Intervention de Jean-Louis Roumegas

Séance en hémicycle du 24 novembre 2014 à 16h00
Projet de loi de financement de la sécurité sociale pour 2015 — Discussion générale

Photo issue du site de l'Assemblée nationale ou de WikipediaJean-Louis Roumegas :

Monsieur le président, madame la secrétaire d’État, mesdames et messieurs les rapporteurs, chers collègues, le projet de loi de financement de la Sécurité sociale pour 2015, tel qu’il était sorti de notre enceinte, comprenait des mesures positives, notamment l’octroi du tiers payant intégral et la suppression des franchises médicales pour les bénéficiaires de l’aide au paiement d’une complémentaire de santé, l’ACS. Toutefois, ce texte restait selon nous par trop marqué par le pacte de responsabilité et la logique d’exonérations sans conditions pour les entreprises, ce qui conduisait à une perte de recettes de 6,3 milliards d’euros pour les comptes sociaux – quoique celle-ci, d’après ce qui avait été annoncé, dût être compensée par le budget de l’État.

L’examen du projet de loi par le Sénat a montré ce que ferait la droite si elle était au pouvoir : report de l’âge de la retraite à 64 ans, instauration de trois jours de carence dans la fonction publique hospitalière, inscription de 1 milliard d’euros d’économies supplémentaires en matière de dépenses de santé – alors qu’un ONDAM de 2,1 % était à nos yeux déjà insuffisant –, rétablissement de la franchise médicale pour les bénéficiaires de l’ACS, ou encore exonération de cotisations vieillesse pour les médecins retraités volontaires pour le service.

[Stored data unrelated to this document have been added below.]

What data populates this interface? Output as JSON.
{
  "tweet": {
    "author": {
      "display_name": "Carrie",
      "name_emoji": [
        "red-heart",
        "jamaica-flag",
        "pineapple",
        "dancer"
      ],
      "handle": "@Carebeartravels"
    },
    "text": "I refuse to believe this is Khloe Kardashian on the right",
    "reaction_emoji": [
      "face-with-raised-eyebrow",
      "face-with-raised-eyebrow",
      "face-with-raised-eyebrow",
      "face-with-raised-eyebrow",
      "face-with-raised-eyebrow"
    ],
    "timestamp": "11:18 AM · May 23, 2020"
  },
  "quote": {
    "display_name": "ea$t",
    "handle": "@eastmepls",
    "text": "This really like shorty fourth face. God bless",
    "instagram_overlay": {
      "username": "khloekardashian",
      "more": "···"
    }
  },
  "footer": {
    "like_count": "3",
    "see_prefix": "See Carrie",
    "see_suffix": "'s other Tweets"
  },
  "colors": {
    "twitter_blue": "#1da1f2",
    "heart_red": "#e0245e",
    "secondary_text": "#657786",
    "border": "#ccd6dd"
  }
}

Nous n’oublions pas qui est responsable de l’instauration des franchises en 2008, mais nous aurions souhaité que la majorité actuelle, qui avait combattu à l’époque cette mesure, s’engager à les supprimer totalement.

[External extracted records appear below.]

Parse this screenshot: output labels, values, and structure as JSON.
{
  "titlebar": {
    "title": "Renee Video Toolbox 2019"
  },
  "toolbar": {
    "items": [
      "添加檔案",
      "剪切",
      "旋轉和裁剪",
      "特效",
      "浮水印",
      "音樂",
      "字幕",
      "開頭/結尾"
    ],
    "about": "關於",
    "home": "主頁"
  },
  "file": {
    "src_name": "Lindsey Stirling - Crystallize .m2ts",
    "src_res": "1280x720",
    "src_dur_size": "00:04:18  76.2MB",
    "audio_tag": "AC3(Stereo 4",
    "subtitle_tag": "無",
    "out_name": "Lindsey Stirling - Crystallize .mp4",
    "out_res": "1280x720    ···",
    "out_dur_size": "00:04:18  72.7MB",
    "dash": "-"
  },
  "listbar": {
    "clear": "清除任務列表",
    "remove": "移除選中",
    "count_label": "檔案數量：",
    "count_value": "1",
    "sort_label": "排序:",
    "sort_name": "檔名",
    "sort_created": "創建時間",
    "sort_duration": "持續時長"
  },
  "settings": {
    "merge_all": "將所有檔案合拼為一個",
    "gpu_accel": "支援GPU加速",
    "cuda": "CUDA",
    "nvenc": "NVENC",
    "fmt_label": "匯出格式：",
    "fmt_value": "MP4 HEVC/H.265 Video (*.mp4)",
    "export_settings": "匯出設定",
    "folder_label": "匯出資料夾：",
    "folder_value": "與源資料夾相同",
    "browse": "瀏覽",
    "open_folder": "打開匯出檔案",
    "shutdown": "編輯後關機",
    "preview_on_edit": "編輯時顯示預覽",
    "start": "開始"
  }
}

Aujourd’hui, après l’examen du texte en commission, nous saluons la volonté de rétablir l’article 29, qui accorde le tiers payant intégral aux bénéficiaires de l’ACS dès le 1er juillet 2015 ; nous espérons qu’il s’agisse d’un premier pas vers un tiers payant généralisé. Nous regrettons en revanche que les amendements de nos collègues de l’UDI tendant à fiscaliser davantage les primes de départ des dirigeants et les retraites chapeaux aient été rejetés.

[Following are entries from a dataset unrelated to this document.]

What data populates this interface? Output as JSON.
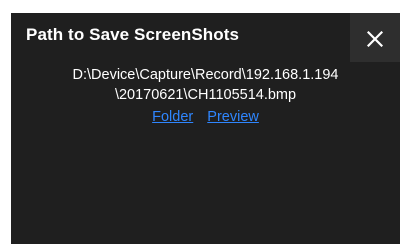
{
  "dialog": {
    "title": "Path to Save ScreenShots",
    "close_icon": "close-icon",
    "path_line1": "D:\\Device\\Capture\\Record\\192.168.1.194",
    "path_line2": "\\20170621\\CH1105514.bmp",
    "folder_link": "Folder",
    "preview_link": "Preview"
  },
  "colors": {
    "background": "#1f1f1f",
    "close_button": "#2e2e2e",
    "text": "#ffffff",
    "link": "#2f86ff"
  }
}
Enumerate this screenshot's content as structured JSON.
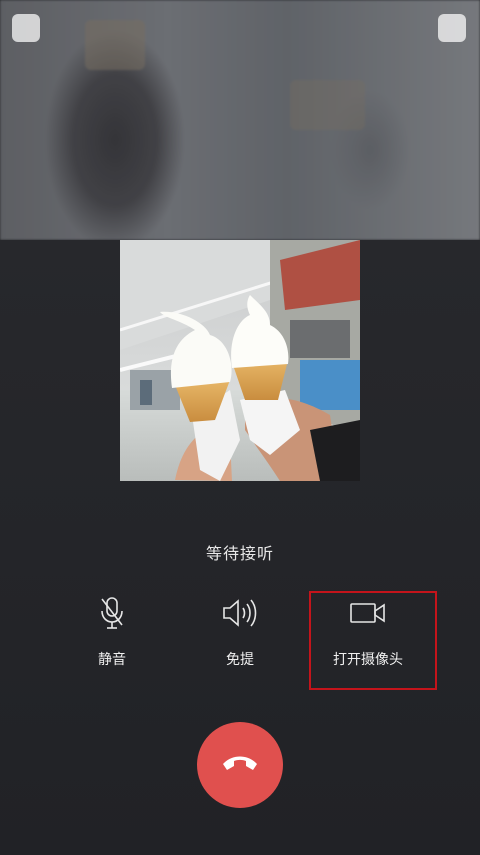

On ne peut en outre que s’inquiéter du mauvais sort réservé à l’amendement de notre rapporteur Gérard Bapt, qui avait judicieusement introduit dans le texte une disposition visant à dissuader les dirigeants d’entreprises de se rémunérer en dividendes plutôt qu’en salaire, par une augmentation adéquate de la fiscalité ; nous regrettons que le Gouvernement ait restreint la portée de cette mesure en en exonérant les sociétés anonymes et les sociétés par actions simplifiées.

Enfin, nous continuons à dénoncer les conditions dans lesquelles ont été réalisées la modulation des allocations familiales et la réforme de la politique familiale. Ces mesures conduiront à de minuscules économies, mais au prix de gros dégâts politiques, car elles mettent fin à un consensus national. Le sujet n’était pourtant pas tabou pour nous, mais il eût fallu l’inscrire dans une réflexion plus large sur la politique familiale, comprenant par exemple la révision du quotient familial et l’extension de l’allocation au premier enfant.

La réforme du congé parental, qui sera mise en oeuvre par voie réglementaire, ne permettra pas, en l’absence d’une revalorisation de l’allocation, un véritable rééquilibrage entre le père et la mère, mais elle provoquera une perte sèche pour les familles qui, souvent, n’ont pas le choix.

Nous continuerons également à soutenir l’alignement des droits à la consommation des cigarillos et tabacs à rouler sur ceux des cigarettes, ainsi que la fin de l’ingérence de l’industrie du tabac dans la prévention tabagique, notamment au moyen d’une réforme de la gouvernance des politiques anti-tabac.

Pour conclure, le présent projet de loi de financement de la Sécurité sociale reste selon nous marqué par les choix budgétaires du pacte de responsabilité, que nous ne partageons pas. La Sécurité sociale y est envisagée sous un angle purement budgétaire, comme une charge à réduire et non comme un investissement dans la protection et le bien-être.

L’attitude de la droite au Sénat est, certes, une caricature, caricature de régression et de déni, au détriment des usagers les plus fragiles, mais cela ne doit pas non exonérer ce gouvernement : il tarde à saisir l’urgence de la prévention, l’urgence des politiques de précaution, seules politiques à même de dénouer le noeud gordien dans lequel toute la société est enserrée, car, pour nous, la crise de la Sécurité sociale est avant tout une crise sanitaire. C’est pourquoi nous ne pourrons pas plus qu’hier voter en faveur de ce projet de loi de financement de la Sécurité sociale pour 2015.